Si nous lisons de façon littéraliste des Psaumes, par exemple les psaumes 18 ou 104, sans tenir compte du fait qu’il s’agit de louanges exprimées en termes poétiques, je vais en tirer des images et des descriptions de Dieu et du monde qui poseront de sérieux problèmes.

« Dans mon malheur, j’ai fait appel au SEIGNEUR, j’ai crié vers mon Dieu. De son temple, il a entendu ma voix, mon cri est arrivé à ses oreilles.

 8Alors la terre s’est mise à bouger, les bases des montagnes ont été secouées, elles ont tremblé devant la colère de Dieu.

 9Une fumée s’est élevée de ses narines, un feu terrible est sorti de sa bouche avec des charbons brûlants. 10Le SEIGNEUR a déroulé le ciel comme un tapis et il est descendu, un nuage sombre sous ses pieds. 

11Le SEIGNEUR s’est envolé, porté par un chérubin, il planait sur les ailes du vent.

12Il s’est caché au cœur de la nuit, entouré de nuages énormes, sombres comme l’eau profonde. »  (Ps 18.5-12)

« 1Que je bénisse le SEIGNEUR ! SEIGNEUR, mon Dieu, tu es très grand, tu es revêtu d’éclat et de magnificence !

2Il s’enveloppe de lumière comme d’un manteau ; il déploie le ciel comme une toile. 

3Il fixe sur les eaux ses chambres à l’étage, il prend les nuages pour char, il s’avance sur les ailes du vent.

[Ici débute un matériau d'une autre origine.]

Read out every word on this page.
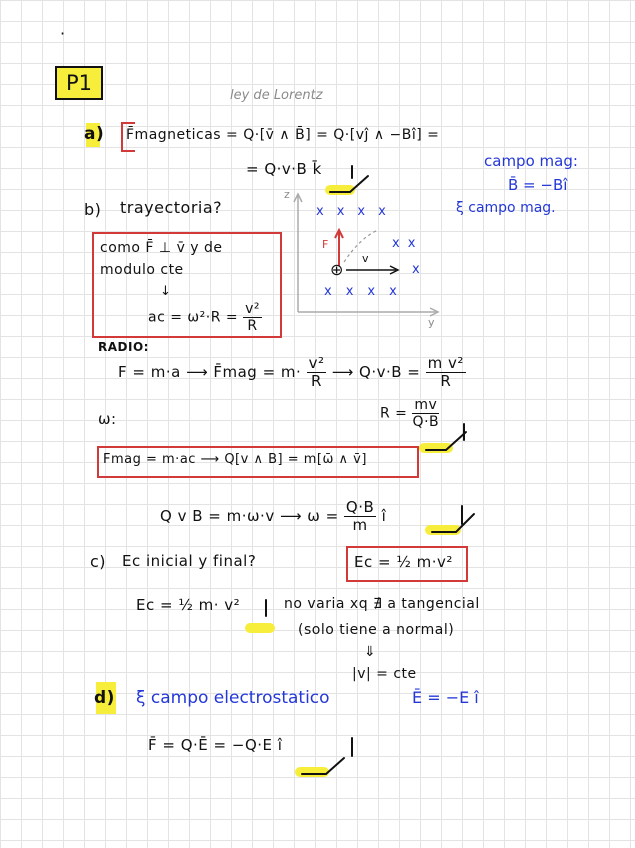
·
P1
a)
ley de Lorentz
F̄magneticas = Q·[v̄ ∧ B̄] = Q·[vĵ ∧ −Bî] =
= Q·v·B k̄	campo mag:
B̄ = −Bî
ξ campo mag.
b) trayectoria?
como F̄ ⊥ v̄ y de
modulo cte
↓
ac = $\omega^2\cdot R = \frac{\text{v²}}{R}$
z
y
F
v
⊕
xxxx
xx
x
xxxx
RADIO:
F = m·a ⟶ F̄mag = $m\cdot \frac{\text{v²}}{R}$ ⟶ $Q\cdot v\cdot B = \frac{\text{m v²}}{R}$
$R = \frac{mv}{Q\cdot B}$
ω:
Fmag = m·ac ⟶ Q[v ∧ B] = m[ω̄ ∧ v̄]
Q v B = m·ω·v ⟶ $\omega = \frac{Q\cdot B}{m}$ î
c) Ec inicial y final?	Ec = ½ m·v²
Ec = ½ m· v²	no varia xq ∄ a tangencial
(solo tiene a normal)
⇓
|v| = cte
d) ξ campo electrostatico	Ē = −E î
F̄ = Q·Ē = −Q·E î
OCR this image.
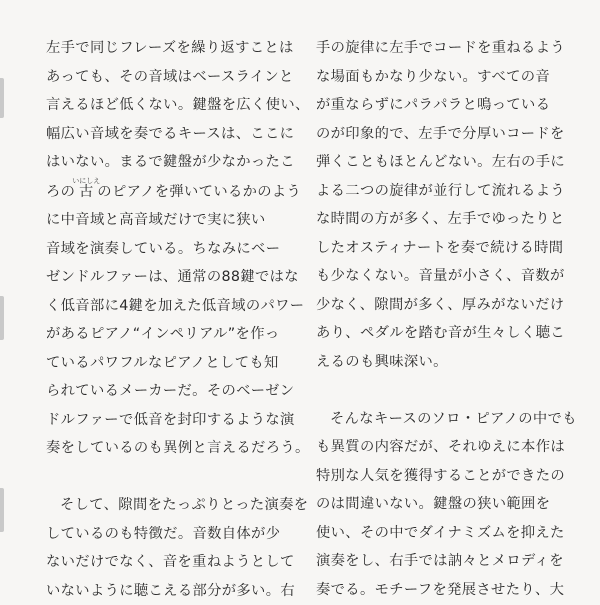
左手で同じフレーズを繰り返すことは
あっても、その音域はベースラインと
言えるほど低くない。鍵盤を広く使い、
幅広い音域を奏でるキースは、ここに
はいない。まるで鍵盤が少なかったこ
ろの古いにしえのピアノを弾いているかのよう
に中音域と高音域だけで実に狭い
音域を演奏している。ちなみにベー
ゼンドルファーは、通常の88鍵ではな
く低音部に4鍵を加えた低音域のパワー
があるピアノ“インペリアル”を作っ
ているパワフルなピアノとしても知
られているメーカーだ。そのベーゼン
ドルファーで低音を封印するような演
奏をしているのも異例と言えるだろう。

そして、隙間をたっぷりとった演奏を
しているのも特徴だ。音数自体が少
ないだけでなく、音を重ねようとして
いないように聴こえる部分が多い。右

手の旋律に左手でコードを重ねるよう
な場面もかなり少ない。すべての音
が重ならずにパラパラと鳴っている
のが印象的で、左手で分厚いコードを
弾くこともほとんどない。左右の手に
よる二つの旋律が並行して流れるよう
な時間の方が多く、左手でゆったりと
したオスティナートを奏で続ける時間
も少なくない。音量が小さく、音数が
少なく、隙間が多く、厚みがないだけ
あり、ペダルを踏む音が生々しく聴こ
えるのも興味深い。

そんなキースのソロ・ピアノの中でも
も異質の内容だが、それゆえに本作は
特別な人気を獲得することができたの
のは間違いない。鍵盤の狭い範囲を
使い、その中でダイナミズムを抑えた
演奏をし、右手では訥々とメロディを
奏でる。モチーフを発展させたり、大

4Il fait des vents ses messagers, le feu flamboyant est à son service ;

 5il fonde la terre sur ses bases, jamais, jamais elle ne vacillera. »

(Ps 104.1-5)

Nous pourrions donc, dans une lecture littéraliste, si l’on refuse l’aspect poétique et symbolique du texte, en déduire que Dieu a des oreilles, que de ses narines sorte de la fumée et de sa bouche jaillisse du feu ! Que Dieu loge dans des chambres au-dessus des eaux, qu’il plane sur le vent et qu’il chevauche les nuages. Alors que les dix commandements établissent de façon stricte que nous ne pouvons pas nous faire d’images de Dieu. Si on ne reconnaît pas l’usage littéraire d’anthropomorphisme, on est conduit à des aberrations ! Et puis, il faudrait aussi déduire de ces Psaumes que la terre est fondée sur des colonnes et donc rejeter la sphéricité de la terre et aussi le système héliocentrique !

 

14. Confesser Dieu comme créateur et le rapport aux sciences

Affirmer Dieu est créateur ne dit rien sur le mode de formation du monde et de la vie. Personnellement, je reconnais avec émerveillement que Dieu a créé un monde aussi stupéfiant que subtile de façon progressive et dont l’humain est le sommet. Confesser que DIEU EST LE CREATEUR du monde, est en effet un acte de foi qui ne découle pas des sciences ni même de notre admiration de la nature mais de la révélation biblique. Toutefois, confesser que Dieu est le créateur : « Dieu créa les cieux et la terre » n’indique rien quant au mode d’action de Dieu, sur la manière d’agir de Dieu, car Dieu échappe à nos explications ou analyses. Dieu est Dieu, le premier commandement nous conjoint de ne pas nous en faire d’images, donc de descriptions. Il agit librement sans que nous puissions le décrire ou l’expliquer. C’est pourquoi le verbe créer dans la Bible ne peut avoir comme sujet que Dieu. Nous ne pouvons pas décrire Dieu en train de créer. Dieu est autre que le monde, en dehors du temps et de l’espace, il en est le créateur comme l’a magnifiquement montré Augustin au livre XI ch 10 à 14)[1]. Son action échappe à l’homme. Les humains ne peuvent qu’exprimer le comment de sa création dans son histoire et son actualité. Si le monde s’est formé progressivement sur de longues durées, en quoi cela exclurait l’acte créateur ?

 

15. Glorifier Dieu pour la grandeur de ses œuvres

Les grandes dimensions de l’univers, sa longue durée, en tous ses aspects me poussent à rendre gloire à Dieu pour ces œuvres agencées avec une grande subtilité et beauté. Les sciences actuelles en rendent témoignage. Je remercie le Seigneur d’avoir donné à l’être humain l’intelligence pour comprendre comment le monde est construit, même si cette connaissance n’est ni parfaite, ni totale, ni absolue. Mais en l’état actuel, les sciences montrent avec cohérence suffisamment de choses pour que comme croyants nous puissions reconnaître la grandeur et la beauté de la nature comme création de Dieu, depuis les particules élémentaires jusqu’à la structure du cosmos et son histoire.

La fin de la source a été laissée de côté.